しかし、その後の自治体による必死の調査によって同社の他の管理責任者によるデータ偽装が発覚し、もはや組織の問題、さらには業界の体質の問題まで原因究明をしなければ国民の安心を得られないことになりました。ここまでくると、もはや「あってはならない不祥事」という言葉もむなしく聞こえてきます。結局、特定社員の不正の範囲を調査するだけでなく、「件外調査」つまり同じ組織における他の社員の類似行為の「不存在」まで調査しなければ国民の安心は得られないということが強く印象付けられました。企業不祥事が発覚した場合の危機対応として、企業の自浄能力を発揮したと認められるためには、自らこの「件外調査」に乗り出すことが重要課題になります。

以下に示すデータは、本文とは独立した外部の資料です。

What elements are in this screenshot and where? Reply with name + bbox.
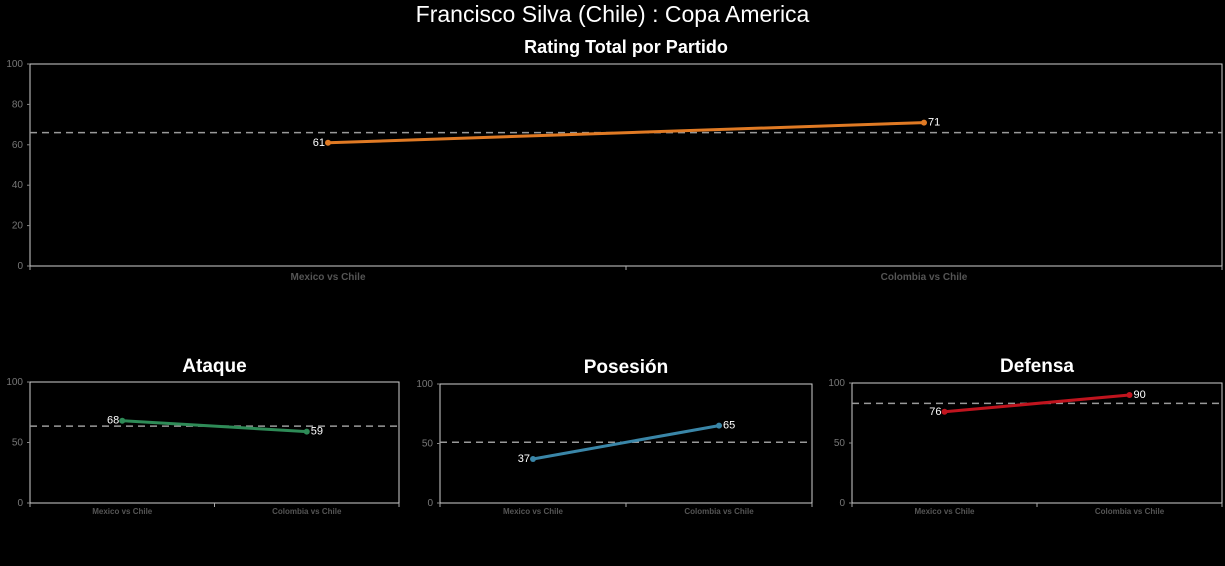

10月26日に公表されたコネクトホールディングスさん(東証2部)の不適切会計処理事件に係る第三者委員会報告書などを拝読しても、企業の危機対応として、この「件外調査」が非常に重要であることがわかります。同報告書によると、コネクト社の重要子会社の会計処理に架空循環取引の疑惑が生じ、会計監査人から「このままでは監査意見は出せない」と言われて第三者委員会が設置されたのですが、当初会社側から調査を委嘱された2つの案件の調査は、その調査過程において8案件ほどまで対象が拡大されています(実際にも、この拡大された疑惑案件について、収益認識時期のズレや売上計上方法の問題点が数多く指摘されています。なお、このコネクト社の第三者委員会報告書では、時間の制約からこの範囲に調査を絞ったが、会社としてはさらに件外調査の必要があると締めくくられています)。

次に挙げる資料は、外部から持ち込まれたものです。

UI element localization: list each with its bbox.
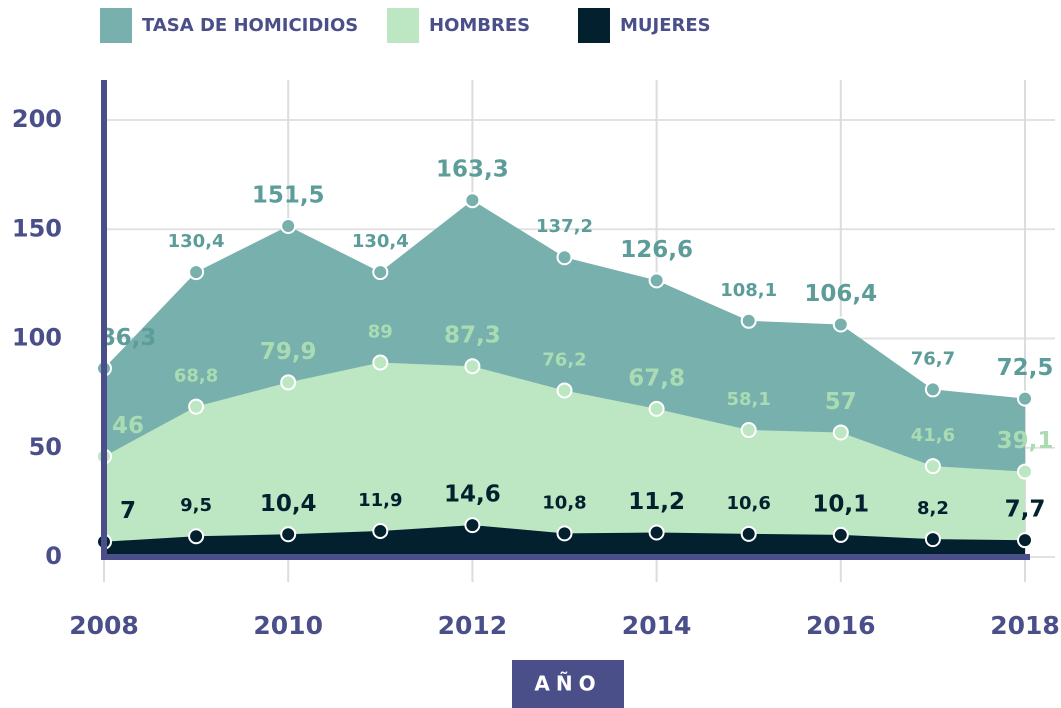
value-label: 108,1	[720, 280, 777, 301]
value-label: 14,6	[444, 482, 501, 508]
value-label: 10,6	[726, 493, 770, 514]
point	[740, 525, 757, 542]
point	[464, 192, 481, 209]
x-axis-label: AÑO	[534, 672, 601, 696]
value-label: 130,4	[352, 231, 409, 252]
value-label: 76,2	[542, 350, 586, 371]
point	[556, 382, 573, 399]
legend-label: HOMBRES	[429, 15, 530, 36]
value-label: 39,1	[997, 428, 1054, 454]
legend-swatch	[387, 8, 419, 43]
point	[1017, 463, 1033, 480]
value-label: 46	[112, 413, 144, 439]
point	[188, 264, 205, 281]
point	[372, 522, 389, 539]
value-label: 87,3	[444, 323, 501, 349]
point	[1017, 532, 1033, 549]
value-label: 68,8	[174, 366, 218, 387]
point	[648, 272, 665, 289]
point	[556, 249, 573, 266]
value-label: 10,1	[812, 491, 869, 517]
point	[740, 422, 757, 439]
value-label: 41,6	[911, 425, 955, 446]
value-label: 163,3	[436, 157, 509, 183]
point	[924, 458, 941, 475]
x-tick-label: 2014	[622, 611, 692, 640]
area	[104, 362, 1025, 557]
point	[832, 424, 849, 441]
point	[924, 381, 941, 398]
value-label: 130,4	[168, 231, 225, 252]
y-tick-label: 100	[12, 324, 62, 352]
value-label: 89	[368, 322, 393, 343]
point	[924, 531, 941, 548]
point	[372, 264, 389, 281]
point	[648, 524, 665, 541]
value-label: 106,4	[804, 281, 877, 307]
x-tick-label: 2018	[990, 611, 1060, 640]
value-label: 86,3	[100, 325, 157, 351]
value-label: 76,7	[911, 348, 955, 369]
legend-swatch	[100, 8, 132, 43]
point	[464, 358, 481, 375]
point	[832, 526, 849, 543]
value-label: 11,2	[628, 489, 685, 515]
point	[1017, 390, 1033, 407]
point	[188, 528, 205, 545]
point	[832, 316, 849, 333]
x-tick-label: 2012	[438, 611, 508, 640]
value-label: 126,6	[620, 237, 693, 263]
x-tick-label: 2010	[253, 611, 323, 640]
point	[280, 526, 297, 543]
value-label: 10,4	[260, 491, 317, 517]
point	[372, 354, 389, 371]
value-label: 11,9	[358, 490, 402, 511]
value-label: 8,2	[917, 498, 949, 519]
value-label: 57	[825, 389, 857, 415]
point	[188, 398, 205, 415]
value-label: 9,5	[180, 495, 212, 516]
y-tick-label: 0	[45, 542, 62, 570]
value-label: 67,8	[628, 365, 685, 391]
point	[464, 517, 481, 534]
point	[648, 400, 665, 417]
y-tick-label: 150	[12, 214, 62, 242]
value-label: 79,9	[260, 339, 317, 365]
point	[556, 525, 573, 542]
value-label: 137,2	[536, 216, 593, 237]
value-label: 10,8	[542, 492, 586, 513]
legend-label: MUJERES	[620, 15, 711, 36]
legend-label: TASA DE HOMICIDIOS	[142, 15, 358, 36]
y-tick-label: 50	[29, 433, 62, 461]
value-label: 72,5	[997, 355, 1054, 381]
point	[280, 217, 297, 234]
legend-swatch	[578, 8, 610, 43]
value-label: 7,7	[1005, 497, 1046, 523]
point	[740, 312, 757, 329]
point	[280, 374, 297, 391]
y-tick-label: 200	[12, 105, 62, 133]
x-tick-label: 2008	[69, 611, 139, 640]
x-label-box	[512, 660, 624, 708]
value-label: 7	[120, 498, 136, 524]
value-label: 151,5	[252, 182, 325, 208]
value-label: 58,1	[726, 389, 770, 410]
x-tick-label: 2016	[806, 611, 876, 640]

もちろん、独立公正な専門家が委員として関与するわけですから、スコープした調査対象事実の真実性を明らかにすることは第三者委員会の役割です。しかしそれだけでなく、なぜ調査範囲を拡大していったのか、その合理的な説明はコネクト社の報告書にも記載されていますが、社外調査だけでなく社内調査においても、やはりこのように件外調査を常に意識した調査でなければ報告書としての意義は乏しく、消費者や投資家の安心は得られない時代になったと考えます。とりわけ会計不正に関する件外調査については、このように不正の範囲を合理的に限定できる説明がなければ会計監査人の意見は書けないのが現状ではないでしょうか。
ところで「件外調査」の合理性を示すものとして、私は「有事における内部通報制度」も有用かと思います。東芝さんの会計不正事件は度重なる内部通報、内部告発によって事件規模が拡大されていきましたが、逆にみると「これだけ世間で叩かれて、事件が公表されているにも関わらず、内部告発も内部通報もされない、という状況は、そもそも不正・不祥事の範囲が限定的であることを示す」ことになるからです。建築基準法も建設業法も「直罰規定」がありますので、内部通報や内部告発は公益通報者保護法上の公益通報に該当する可能性は高いと思います。

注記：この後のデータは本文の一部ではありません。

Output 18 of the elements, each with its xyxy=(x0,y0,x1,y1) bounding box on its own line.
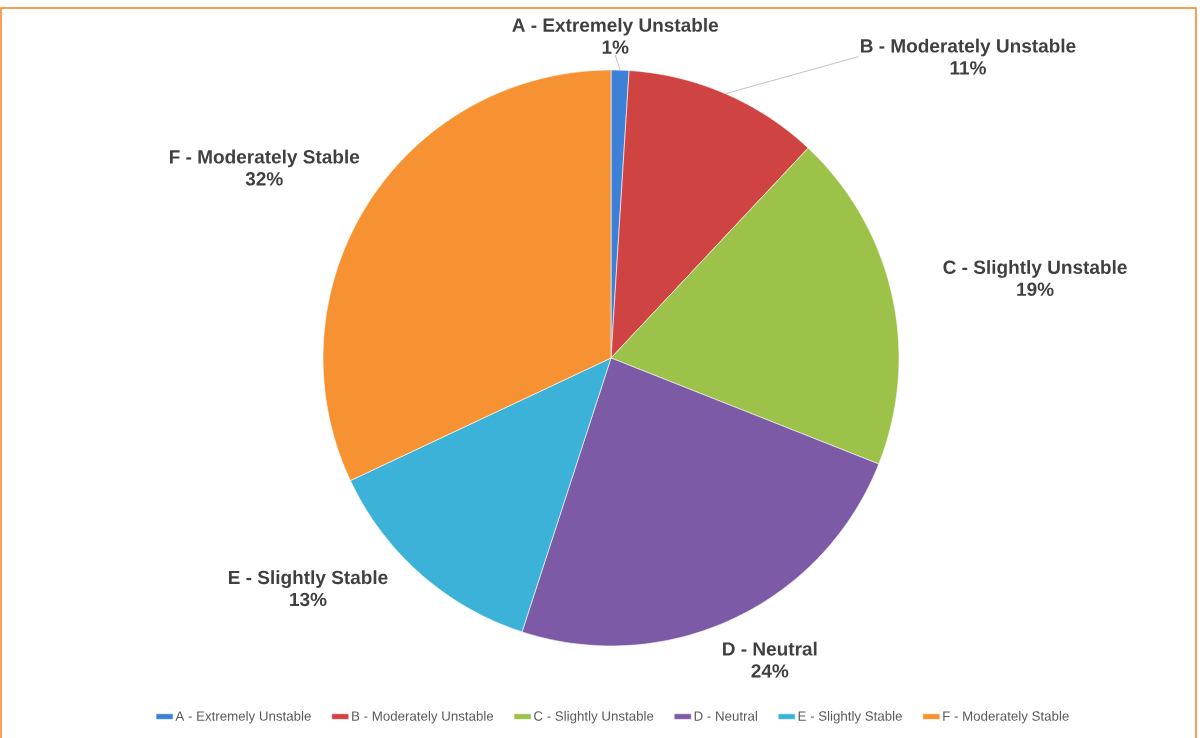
legend-label: A - Extremely Unstable xyxy=(175,711,311,724)
legend-label: F - Moderately Stable xyxy=(943,711,1069,724)
slice-label: B - Moderately Unstable xyxy=(861,38,1076,57)
data-label: 24% xyxy=(751,664,789,678)
data-label: 13% xyxy=(290,592,327,607)
legend-label: C - Slightly Unstable xyxy=(534,711,654,724)
slice-label: D - Neutral xyxy=(723,641,817,656)
legend-label: B - Moderately Unstable xyxy=(352,711,494,724)
data-label: 11% xyxy=(950,61,986,75)
legend-label: E - Slightly Stable xyxy=(798,711,902,724)
legend-label: D - Neutral xyxy=(694,711,757,721)
slice-label: A - Extremely Unstable xyxy=(512,17,719,36)
slice-label: F - Moderately Stable xyxy=(169,149,360,168)
slice-label: E - Slightly Stable xyxy=(229,570,388,588)
data-label: 19% xyxy=(1017,282,1054,297)
data-label: 32% xyxy=(245,172,283,186)
slice-label: C - Slightly Unstable xyxy=(943,260,1127,278)
data-label: 1% xyxy=(602,40,629,54)
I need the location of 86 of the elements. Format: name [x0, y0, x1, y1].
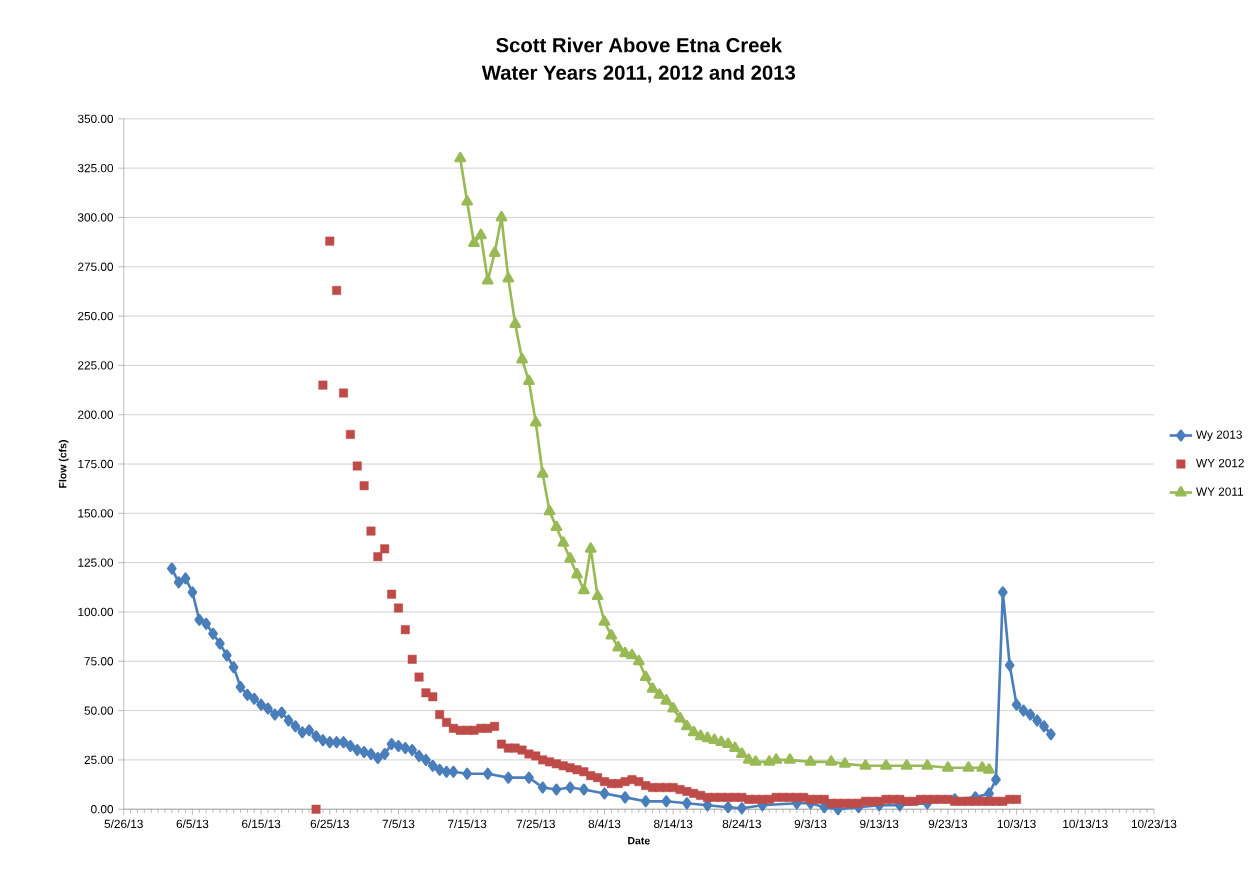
y-tick-label: 150.00 [78, 509, 114, 518]
point [612, 641, 625, 652]
point [639, 670, 652, 682]
point [468, 236, 480, 248]
point [653, 688, 666, 699]
x-tick-label: 8/14/13 [654, 819, 693, 829]
x-tick-label: 8/24/13 [722, 819, 761, 829]
point [859, 759, 872, 770]
y-tick-label: 25.00 [84, 755, 114, 765]
y-tick-label: 175.00 [78, 459, 114, 469]
point [646, 682, 659, 693]
x-tick-label: 7/5/13 [382, 819, 415, 829]
x-tick-label: 6/25/13 [310, 819, 349, 829]
y-tick-label: 225.00 [78, 361, 114, 370]
y-tick-label: 50.00 [84, 706, 114, 715]
y-tick-label: 250.00 [78, 312, 114, 321]
x-tick-label: 6/5/13 [176, 819, 209, 829]
legend-label: WY 2011 [1196, 487, 1244, 496]
point [962, 761, 975, 772]
y-tick-label: 350.00 [77, 114, 114, 124]
point [564, 552, 576, 563]
point [529, 416, 542, 427]
x-tick-label: 6/15/13 [242, 819, 281, 829]
point [900, 759, 913, 770]
y-tick-label: 275.00 [78, 262, 114, 272]
point [523, 374, 535, 386]
x-tick-label: 7/15/13 [448, 819, 487, 829]
point [784, 753, 796, 764]
point [584, 542, 597, 553]
point [681, 719, 693, 731]
y-tick-label: 0.00 [91, 805, 114, 814]
x-tick-label: 8/4/13 [588, 819, 621, 829]
y-axis-title: Flow (cfs) [58, 440, 69, 488]
y-tick-label: 75.00 [84, 657, 114, 666]
point [550, 520, 563, 532]
point [536, 467, 549, 478]
point [626, 648, 638, 660]
point [502, 272, 515, 283]
point [543, 504, 556, 516]
point [557, 536, 570, 547]
point [632, 654, 645, 666]
point [722, 737, 734, 749]
x-tick-label: 7/25/13 [516, 819, 555, 829]
y-tick-label: 325.00 [77, 164, 114, 173]
point [495, 211, 508, 222]
point [921, 759, 934, 770]
point [578, 583, 590, 595]
point [591, 589, 604, 601]
point [509, 317, 522, 329]
point [736, 747, 748, 759]
x-tick-label: 9/23/13 [928, 819, 968, 829]
point [804, 755, 817, 766]
point [571, 568, 583, 579]
y-tick-label: 300.00 [77, 213, 114, 222]
point [942, 761, 954, 772]
chart-title: Scott River Above Etna Creek [496, 37, 783, 53]
point [516, 353, 528, 364]
legend-label: WY 2012 [1196, 459, 1244, 468]
point [605, 629, 618, 640]
point [825, 755, 837, 766]
point [687, 725, 700, 737]
point [475, 228, 487, 240]
x-axis-title: Date [628, 837, 650, 845]
x-tick-label: 9/3/13 [794, 819, 827, 829]
y-tick-label: 200.00 [78, 410, 114, 420]
point [660, 694, 673, 705]
point [749, 755, 762, 766]
y-tick-label: 100.00 [78, 607, 114, 617]
point [983, 763, 995, 774]
x-tick-label: 10/23/13 [1131, 819, 1177, 829]
x-tick-label: 5/26/13 [104, 819, 143, 829]
point [488, 246, 501, 258]
legend-label: Wy 2013 [1196, 430, 1242, 442]
point [667, 702, 680, 713]
point [880, 759, 892, 770]
point [674, 712, 686, 723]
point [454, 151, 467, 163]
x-tick-label: 9/13/13 [860, 819, 899, 829]
point [729, 741, 741, 753]
x-tick-label: 10/13/13 [1063, 819, 1108, 829]
point [598, 615, 611, 626]
point [839, 757, 851, 768]
x-tick-label: 10/3/13 [997, 819, 1036, 829]
y-tick-label: 125.00 [78, 558, 114, 567]
chart-subtitle: Water Years 2011, 2012 and 2013 [481, 65, 796, 83]
point [461, 195, 473, 206]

ただ、実際に旭化成建材さんの事件のように下請関係において、下請会社の社員が発注者に対して内部通報を行うということは、現在の公益通報者保護法では下請会社と通報労働者との関係だけしか保護の対象とはなりません。しかしこれでは発注企業に内部通報をすれば発注企業が下請企業に不利益な対応をとる可能性もあるので実際には発注企業に下請事業社の社員が内部通報を行うことは期待できません(現行法上で企業間取引が保護されるのは労働者派遣業における派遣元企業と派遣先企業の契約のみです)。
いま公益通報者保護法の改正が検討されていますが、労働者が公益通報を行ったことで保護されるのは労働者の地位だけでなく、請負契約のような企業間取引についても保護されるように改正されるべきだと思います。住宅建設のように多数の事業者が関与する中で、監視システムを徹底するといった性悪説を採用することは難しいかもしれません。これまで通り性善説を前提としながらも、より消費者の利益を守るためには、こういった内部通報制度や内部告発を促進する制度が有効ではないかと考える次第です。